Tensorflow implements [automatic differentiation](https://en.wikipedia.org/wiki/Automatic_differentiation) (a more detailed description can be found on [this documentation page](https://www.tensorflow.org/guide/autodiff)):

In [None]:
x = tf.Variable(2.0) #needs to be a float
with tf.GradientTape() as tape:
    y = x**2
dydx = tape.gradient(y, x)
print(dydx.numpy())

As mentioned before, trainable parameters should be a `Variable` instances, because computation graphs can change the values of a `Variable`, but not of a `Tensor` (this allows to make a single graph for a training step, or even for the whole training of a neural network).

## High-level interfaces

So far we have focused on the core concepts, but for many common tasks, there are helper functions and classes in the [keras](https://keras.io) library, which is now included in Tensorflow as `tensorflow.keras` module.
There is a wealth of documentation and examples on its website, and in the Tensorflow documentation [tf.keras](https://www.tensorflow.org/guide/keras/overview) 

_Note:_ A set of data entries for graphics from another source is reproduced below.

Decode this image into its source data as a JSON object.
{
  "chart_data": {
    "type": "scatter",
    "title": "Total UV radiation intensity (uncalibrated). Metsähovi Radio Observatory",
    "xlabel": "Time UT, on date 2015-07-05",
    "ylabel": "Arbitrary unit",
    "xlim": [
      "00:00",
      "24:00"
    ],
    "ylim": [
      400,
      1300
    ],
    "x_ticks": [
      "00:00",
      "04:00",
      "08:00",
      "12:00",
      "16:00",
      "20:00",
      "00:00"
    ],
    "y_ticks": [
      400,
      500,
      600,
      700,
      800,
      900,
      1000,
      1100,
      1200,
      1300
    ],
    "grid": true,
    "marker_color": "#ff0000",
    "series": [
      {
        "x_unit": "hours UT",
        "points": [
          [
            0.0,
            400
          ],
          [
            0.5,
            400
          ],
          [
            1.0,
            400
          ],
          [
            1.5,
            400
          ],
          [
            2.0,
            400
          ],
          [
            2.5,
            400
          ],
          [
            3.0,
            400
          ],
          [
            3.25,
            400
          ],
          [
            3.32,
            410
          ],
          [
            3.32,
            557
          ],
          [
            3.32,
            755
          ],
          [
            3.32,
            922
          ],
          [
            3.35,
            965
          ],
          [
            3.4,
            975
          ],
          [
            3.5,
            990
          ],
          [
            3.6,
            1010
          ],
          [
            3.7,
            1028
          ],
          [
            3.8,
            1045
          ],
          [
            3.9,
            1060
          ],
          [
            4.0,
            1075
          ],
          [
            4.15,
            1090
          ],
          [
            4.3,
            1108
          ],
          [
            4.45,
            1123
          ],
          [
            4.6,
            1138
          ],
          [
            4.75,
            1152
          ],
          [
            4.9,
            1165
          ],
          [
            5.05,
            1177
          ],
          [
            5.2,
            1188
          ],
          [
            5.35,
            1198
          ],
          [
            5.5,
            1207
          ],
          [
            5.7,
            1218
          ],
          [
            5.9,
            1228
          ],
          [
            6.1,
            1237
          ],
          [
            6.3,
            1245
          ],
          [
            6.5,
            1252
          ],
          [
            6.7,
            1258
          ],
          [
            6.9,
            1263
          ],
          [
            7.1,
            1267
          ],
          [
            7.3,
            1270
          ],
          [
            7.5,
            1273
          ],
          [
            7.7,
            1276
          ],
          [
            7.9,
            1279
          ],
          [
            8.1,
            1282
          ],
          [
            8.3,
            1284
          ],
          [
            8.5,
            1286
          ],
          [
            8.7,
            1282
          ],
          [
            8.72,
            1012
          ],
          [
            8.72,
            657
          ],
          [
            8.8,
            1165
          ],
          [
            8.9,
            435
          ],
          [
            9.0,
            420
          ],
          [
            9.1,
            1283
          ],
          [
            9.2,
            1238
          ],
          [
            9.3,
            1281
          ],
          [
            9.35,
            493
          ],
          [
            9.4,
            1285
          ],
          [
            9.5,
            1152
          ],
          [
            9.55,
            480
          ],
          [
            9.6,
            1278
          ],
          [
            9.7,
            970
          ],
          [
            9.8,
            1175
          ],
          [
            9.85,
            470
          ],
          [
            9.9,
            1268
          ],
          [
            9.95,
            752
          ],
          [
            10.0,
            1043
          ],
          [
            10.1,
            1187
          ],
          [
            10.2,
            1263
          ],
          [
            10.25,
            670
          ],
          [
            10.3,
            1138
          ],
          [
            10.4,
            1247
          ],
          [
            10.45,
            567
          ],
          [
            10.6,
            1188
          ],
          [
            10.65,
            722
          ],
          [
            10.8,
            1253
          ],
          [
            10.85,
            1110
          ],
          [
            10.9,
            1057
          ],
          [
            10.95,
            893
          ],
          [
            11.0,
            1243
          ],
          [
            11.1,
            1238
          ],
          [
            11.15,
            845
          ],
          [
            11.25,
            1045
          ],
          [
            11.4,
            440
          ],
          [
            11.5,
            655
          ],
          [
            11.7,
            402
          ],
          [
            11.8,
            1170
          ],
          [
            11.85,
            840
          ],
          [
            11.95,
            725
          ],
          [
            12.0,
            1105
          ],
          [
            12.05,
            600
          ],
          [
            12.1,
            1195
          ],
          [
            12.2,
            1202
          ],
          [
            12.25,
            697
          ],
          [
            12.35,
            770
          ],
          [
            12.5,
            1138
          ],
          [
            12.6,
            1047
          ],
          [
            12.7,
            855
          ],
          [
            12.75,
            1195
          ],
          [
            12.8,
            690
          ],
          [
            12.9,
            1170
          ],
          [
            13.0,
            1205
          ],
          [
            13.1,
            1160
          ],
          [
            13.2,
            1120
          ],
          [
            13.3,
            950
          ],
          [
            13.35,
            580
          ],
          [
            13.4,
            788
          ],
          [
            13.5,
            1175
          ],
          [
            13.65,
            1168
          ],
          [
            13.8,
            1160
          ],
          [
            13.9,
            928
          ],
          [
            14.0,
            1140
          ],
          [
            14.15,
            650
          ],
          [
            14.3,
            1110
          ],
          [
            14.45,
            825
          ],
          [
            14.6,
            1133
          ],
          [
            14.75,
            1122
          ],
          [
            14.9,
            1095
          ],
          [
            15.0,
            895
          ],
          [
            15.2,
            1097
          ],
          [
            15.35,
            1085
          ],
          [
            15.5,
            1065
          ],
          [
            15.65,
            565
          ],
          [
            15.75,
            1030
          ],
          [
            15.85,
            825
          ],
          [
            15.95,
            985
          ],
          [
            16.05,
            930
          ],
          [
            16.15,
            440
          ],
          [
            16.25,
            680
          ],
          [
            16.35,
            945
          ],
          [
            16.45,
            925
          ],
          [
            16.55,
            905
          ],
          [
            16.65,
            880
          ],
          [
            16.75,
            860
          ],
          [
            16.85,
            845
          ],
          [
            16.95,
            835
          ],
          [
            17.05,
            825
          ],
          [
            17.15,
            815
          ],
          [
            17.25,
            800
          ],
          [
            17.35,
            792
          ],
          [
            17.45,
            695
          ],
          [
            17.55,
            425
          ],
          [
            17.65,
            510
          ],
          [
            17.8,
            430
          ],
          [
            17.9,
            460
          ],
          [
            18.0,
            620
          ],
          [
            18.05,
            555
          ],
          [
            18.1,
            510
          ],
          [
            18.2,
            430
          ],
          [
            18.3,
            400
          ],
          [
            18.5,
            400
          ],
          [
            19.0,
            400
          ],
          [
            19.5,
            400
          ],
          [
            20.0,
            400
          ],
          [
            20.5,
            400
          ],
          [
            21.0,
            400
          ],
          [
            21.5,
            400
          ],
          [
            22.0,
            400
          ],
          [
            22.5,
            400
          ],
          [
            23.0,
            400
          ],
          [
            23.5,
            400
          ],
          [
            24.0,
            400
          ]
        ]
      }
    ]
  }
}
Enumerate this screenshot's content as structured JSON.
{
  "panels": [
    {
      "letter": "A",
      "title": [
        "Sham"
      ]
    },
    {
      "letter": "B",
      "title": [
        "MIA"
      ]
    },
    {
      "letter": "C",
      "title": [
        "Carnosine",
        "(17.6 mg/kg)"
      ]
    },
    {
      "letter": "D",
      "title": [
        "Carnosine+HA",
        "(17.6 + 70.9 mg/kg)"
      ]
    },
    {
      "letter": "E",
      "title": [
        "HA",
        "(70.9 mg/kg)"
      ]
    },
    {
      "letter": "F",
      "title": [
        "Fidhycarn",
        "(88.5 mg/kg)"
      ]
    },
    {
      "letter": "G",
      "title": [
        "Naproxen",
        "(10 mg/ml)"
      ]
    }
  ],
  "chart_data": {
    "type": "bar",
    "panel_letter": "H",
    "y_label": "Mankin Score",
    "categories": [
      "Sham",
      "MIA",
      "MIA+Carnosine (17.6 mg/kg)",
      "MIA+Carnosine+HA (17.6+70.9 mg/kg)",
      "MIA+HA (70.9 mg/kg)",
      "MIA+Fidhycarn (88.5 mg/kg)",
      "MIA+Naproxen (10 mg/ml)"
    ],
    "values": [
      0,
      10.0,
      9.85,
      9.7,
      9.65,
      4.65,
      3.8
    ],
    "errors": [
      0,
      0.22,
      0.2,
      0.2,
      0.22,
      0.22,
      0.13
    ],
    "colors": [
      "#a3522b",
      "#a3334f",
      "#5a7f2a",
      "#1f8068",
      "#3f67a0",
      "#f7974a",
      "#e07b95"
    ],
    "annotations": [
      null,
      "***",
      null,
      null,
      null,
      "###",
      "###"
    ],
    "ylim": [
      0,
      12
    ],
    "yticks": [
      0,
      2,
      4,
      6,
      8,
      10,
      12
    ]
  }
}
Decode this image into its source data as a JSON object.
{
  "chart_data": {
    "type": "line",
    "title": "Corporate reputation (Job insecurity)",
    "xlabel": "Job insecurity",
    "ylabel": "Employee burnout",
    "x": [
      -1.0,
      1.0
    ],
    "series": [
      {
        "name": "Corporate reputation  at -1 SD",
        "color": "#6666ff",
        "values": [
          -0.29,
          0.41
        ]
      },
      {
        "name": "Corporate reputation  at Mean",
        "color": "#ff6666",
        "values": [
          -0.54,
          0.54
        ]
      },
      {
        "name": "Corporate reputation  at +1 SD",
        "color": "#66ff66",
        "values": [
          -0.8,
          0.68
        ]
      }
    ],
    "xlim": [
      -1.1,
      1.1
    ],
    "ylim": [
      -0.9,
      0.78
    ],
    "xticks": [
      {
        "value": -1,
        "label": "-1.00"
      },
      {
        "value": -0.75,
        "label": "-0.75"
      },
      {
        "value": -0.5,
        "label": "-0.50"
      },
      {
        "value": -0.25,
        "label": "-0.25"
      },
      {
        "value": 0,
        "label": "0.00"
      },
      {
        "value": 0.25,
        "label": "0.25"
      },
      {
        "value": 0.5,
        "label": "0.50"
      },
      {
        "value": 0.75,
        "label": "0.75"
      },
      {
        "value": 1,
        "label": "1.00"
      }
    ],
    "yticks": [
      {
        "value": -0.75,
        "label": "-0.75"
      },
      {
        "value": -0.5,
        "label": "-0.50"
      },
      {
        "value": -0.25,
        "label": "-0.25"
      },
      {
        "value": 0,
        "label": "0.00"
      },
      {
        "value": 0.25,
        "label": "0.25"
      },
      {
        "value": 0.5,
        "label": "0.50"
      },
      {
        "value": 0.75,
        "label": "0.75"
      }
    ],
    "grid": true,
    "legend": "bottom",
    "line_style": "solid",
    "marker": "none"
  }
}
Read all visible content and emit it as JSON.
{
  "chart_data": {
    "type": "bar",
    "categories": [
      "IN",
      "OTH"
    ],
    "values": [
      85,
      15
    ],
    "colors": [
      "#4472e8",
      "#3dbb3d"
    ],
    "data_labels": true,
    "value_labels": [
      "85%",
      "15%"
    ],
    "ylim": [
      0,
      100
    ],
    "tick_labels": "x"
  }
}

The core class is [`Model`](https://www.tensorflow.org/api_docs/python/tf/keras/Model), which represents a neural network, and provides a lot of useful common functionality (e.g. using predefined minimizers, splitting out a test dataset, keeping track of training and test loss).

Building a neural network is very easy with the [sequential model](https://www.tensorflow.org/guide/keras/sequential_model): all we need to specify the number of nodes in each layer, the activation function, and the type of layer. A simple regression model looks like this:

In [None]:
import tensorflow as tf
from matplotlib import pyplot as plt

x0 = tf.linspace(-8., 8., 2048)
x_learning = tf.reshape(tf.random.shuffle(x0), (2048, 1))
y_learning = ( tf.sin(x_learning)
              + tf.random.normal(x_learning.shape)*.1 )

# construct the model
nn1 = tf.keras.Sequential([
    tf.keras.layers.Lambda(lambda x : .1*x),
    tf.keras.layers.Dense(128, activation="relu",
                          bias_initializer="glorot_uniform"),
    tf.keras.layers.Dense(1, activation="sigmoid"),
    tf.keras.layers.Lambda(lambda x : 2.2*x-1.1)
])

Tricks used:
- `bias_initializer="glorot_uniform"` initializes the biases with random values; normally this is only done for the weights, and here it really helps (it will help the different nodes to look at different pieces of the curve).
- Since the sigmoid will only asymptotically tend to 1, we scale it by 1.1, such that it can reach the extreme values of the sine function,
- and we scale the inputs by a factor ten such that they are of the order 1. 

Training and plotting the results can then be obtained by (output is turned off with `verbose=0`, otherwise we would get 500 lines printed with the progress of the training):

In [None]:
# construct graph and train
optimizer = tf.keras.optimizers.SGD(learning_rate=0.085)
nn1.compile(optimizer=optimizer, loss="mse")
nn1.fit(x_learning, y_learning, batch_size=32, epochs=250,
          validation_split=.2, verbose=0)

# plot
plt.scatter(x_learning, y_learning, label="Training data", s=1)
plt.plot(x0, tf.sin(x0), label="y(x)", color="k")
plt.plot(x0, nn1(tf.reshape(x0, (2048,1))),
         label="learned y(x)", color="orange")
plt.legend()

Plotting the training curves:

In [None]:
plt.plot(nn1.history.history["loss"], label="Training loss")
plt.plot(nn1.history.history["val_loss"], label="Validation loss")
plt.legend()

For more complex layouts, there is also the [functional API](https://www.tensorflow.org/guide/keras/functional), which allows to construct a neural network by applying functions on a set of input nodes (the `Model` is then constructed with a list of input and output nodes, and behaves the same otherwise).